Nov 29 World Affairs Council & Peace Corps panel “Stories from the Heart of a Pandemic”

For any readers in the Bay Area, the Peace Corps invites you to:

“Stories from the Heart of a Pandemic”
A panel in recognition of World AIDS Day

Wednesday, November 29, 6:30 to 8 p.m.
World Affairs Council Auditorium
312 Sutter Street, Second Floor
San Francisco, CA 94108 [map]

In recognition of World AIDS Day, a panel of former Peace Corps volunteers and a Peace Corps country director will share stories from the front lines of the global HIV/AIDS crisis. Worldwide, Peace Corps volunteers have reached nearly 900,000 people through their work on HIV/AIDS. Come learn how you, too, can make a difference as a Peace Corps volunteer. For more information, please contact PC recruiter Sean Kennedy, 510-637-1525 or

This panel is one of many Peace Corps events taking place nationwide in recognition of World AIDS Day.
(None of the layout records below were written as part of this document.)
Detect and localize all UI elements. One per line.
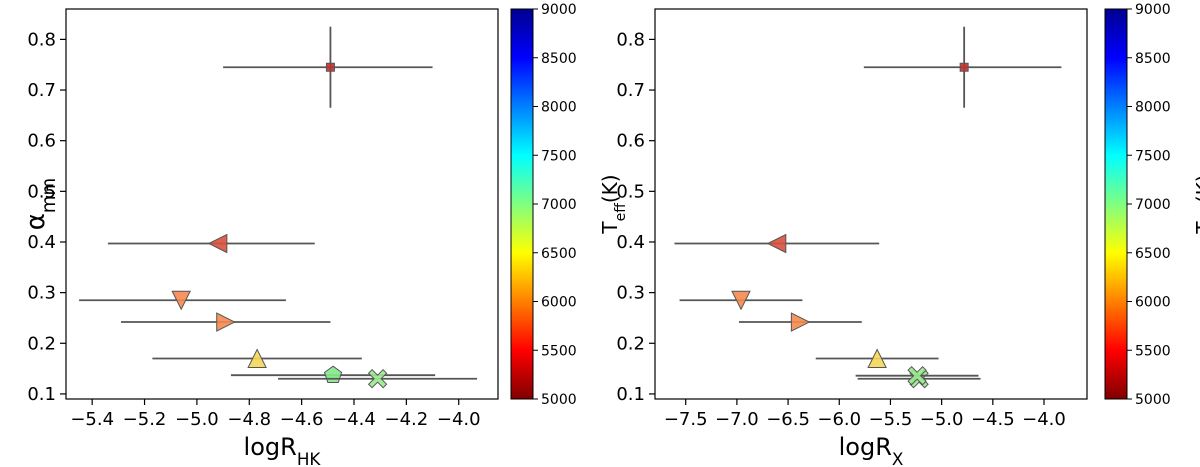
colorbar-label: Teff(K): [1192, 174, 1200, 234]
data-point: [855, 365, 979, 386]
y-tick-label: 0.1: [616, 384, 645, 405]
colorbar-tick-label: 5500: [1135, 343, 1171, 359]
marker-x: [907, 365, 927, 386]
y-tick-label: 0.3: [616, 283, 645, 304]
data-point: [278, 368, 478, 389]
data-point: [230, 365, 436, 383]
colorbar-tick-label: 5000: [541, 392, 577, 408]
marker-triangle-down: [171, 290, 192, 311]
data-point: [863, 26, 1062, 108]
x-tick-label: −4.4: [332, 409, 376, 430]
x-tick-label: −5.0: [920, 409, 964, 430]
marker-triangle-left: [766, 233, 787, 254]
data-point: [679, 290, 803, 311]
data-point: [815, 348, 939, 368]
colorbar-tick-label: 6500: [541, 246, 577, 262]
colorbar-left: 5000 5500 6000 6500 7000 7500 8000 8500 9000 Teff…: [510, 2, 629, 408]
marker-pentagon: [323, 365, 343, 383]
y-tick-label: 0.8: [616, 29, 645, 50]
axes-frame: [65, 8, 499, 400]
colorbar-tick-label: 7500: [541, 148, 577, 164]
colorbar-tick-label: 8500: [541, 51, 577, 67]
colorbar-tick-label: 5000: [1135, 392, 1171, 408]
colorbar-tick-label: 7000: [1135, 197, 1171, 213]
panel-right: −7.5 −7.0 −6.5 −6.0 −5.5 −5.0 −4.5 −4.0 0.1 0.2 0.…: [616, 8, 1088, 467]
y-tick-label: 0.7: [616, 80, 645, 101]
data-point: [738, 312, 862, 332]
x-axis-label: logRHK: [244, 433, 322, 467]
panel-left: −5.4 −5.2 −5.0 −4.8 −4.6 −4.4 −4.2 −4.0 0.1 0.2 0.…: [21, 8, 499, 467]
colorbar-tick-label: 9000: [541, 2, 577, 18]
x-tick-label: −5.0: [175, 409, 219, 430]
colorbar-right: 5000 5500 6000 6500 7000 7500 8000 8500 9000 Teff…: [1104, 2, 1200, 408]
data-point: [107, 233, 315, 254]
x-axis-label: logRX: [839, 433, 904, 467]
colorbar-tick-label: 6000: [1135, 295, 1171, 311]
marker-triangle-right: [790, 312, 811, 332]
y-tick-label: 0.4: [616, 232, 645, 253]
y-tick-label: 0.2: [616, 333, 645, 354]
marker-square: [325, 62, 335, 72]
y-tick-label: 0.1: [27, 384, 56, 405]
x-tick-label: −4.0: [1022, 409, 1066, 430]
marker-x: [367, 368, 388, 389]
x-tick-label: −4.8: [227, 409, 271, 430]
colorbar-tick-label: 7500: [1135, 148, 1171, 164]
y-tick-label: 0.3: [27, 283, 56, 304]
x-tick-label: −4.6: [280, 409, 324, 430]
colorbar-tick-label: 9000: [1135, 2, 1171, 18]
colorbar-label: Teff(K): [598, 174, 629, 234]
y-tick-label: 0.7: [27, 80, 56, 101]
y-tick-label: 0.2: [27, 333, 56, 354]
marker-triangle-up: [867, 348, 887, 368]
marker-triangle-right: [216, 312, 236, 332]
x-tick-label: −4.5: [971, 409, 1015, 430]
colorbar-tick-label: 5500: [541, 343, 577, 359]
marker-triangle-left: [207, 233, 228, 254]
colorbar-tick-label: 8000: [541, 100, 577, 116]
x-tick-label: −4.0: [437, 409, 481, 430]
colorbar-tick-label: 6000: [541, 295, 577, 311]
data-point: [223, 26, 433, 108]
x-tick-label: −5.2: [123, 409, 167, 430]
data-point: [674, 233, 880, 254]
data-point: [120, 312, 331, 332]
data-point: [79, 290, 286, 311]
colorbar-tick-label: 7000: [541, 197, 577, 213]
data-point: [152, 348, 362, 368]
axes-frame: [654, 8, 1088, 400]
marker-triangle-up: [247, 348, 267, 368]
x-tick-label: −6.0: [817, 409, 861, 430]
y-tick-label: 0.5: [616, 181, 645, 202]
y-tick-label: 0.4: [27, 232, 56, 253]
y-axis-label: αmm: [21, 178, 60, 231]
x-tick-label: −7.5: [664, 409, 708, 430]
colorbar-gradient: [1104, 8, 1128, 400]
colorbar-tick-label: 8500: [1135, 51, 1171, 67]
colorbar-gradient: [510, 8, 534, 400]
y-tick-label: 0.6: [27, 131, 56, 152]
colorbar-tick-label: 6500: [1135, 246, 1171, 262]
x-tick-label: −6.5: [766, 409, 810, 430]
y-tick-label: 0.6: [616, 131, 645, 152]
x-tick-label: −5.5: [869, 409, 913, 430]
marker-square: [959, 62, 969, 72]
x-tick-label: −7.0: [715, 409, 759, 430]
marker-triangle-down: [731, 290, 751, 311]
colorbar-tick-label: 8000: [1135, 100, 1171, 116]
x-tick-label: −5.4: [70, 409, 114, 430]
y-tick-label: 0.8: [27, 29, 56, 50]
x-tick-label: −4.2: [385, 409, 429, 430]
y-tick-label: 0.5: [27, 181, 56, 202]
Peace Corps has become an important force in the fight against HIV/AIDS because its volunteers live and work in some of the most impacted communities in the world. Peace Corps carries out HIV-related projects in every one of its partner countries in Africa and nearly half of its partner countries in the rest of the world. Worldwide, 20 percent of Peace Corps volunteers are assigned to projects in health and HIV/AIDS. Peace Corps volunteers do not provide direct medical care; rather, they help communities build their own capacity for prevention, care, and treatment. For example, Peace Corps volunteers train youth as peer educators. They work with community leaders to develop education materials. And they provide support to children orphaned by the disease. Worldwide, Peace Corps Volunteers have reached nearly 900,000 people through their work on HIV/AIDS.

And health volunteers are not the only ones making a difference. HIV/AIDS activities are woven into all Peace Corps programs – including business, agriculture, education and the environment. In a sense, ALL Peace Corps volunteers are HIV/AIDS volunteers, because they live as members of communities. Wherever the pandemic affects a coworker, neighbor or friend, a Peace Corps volunteer is working to fight the spread and stigma of AIDS.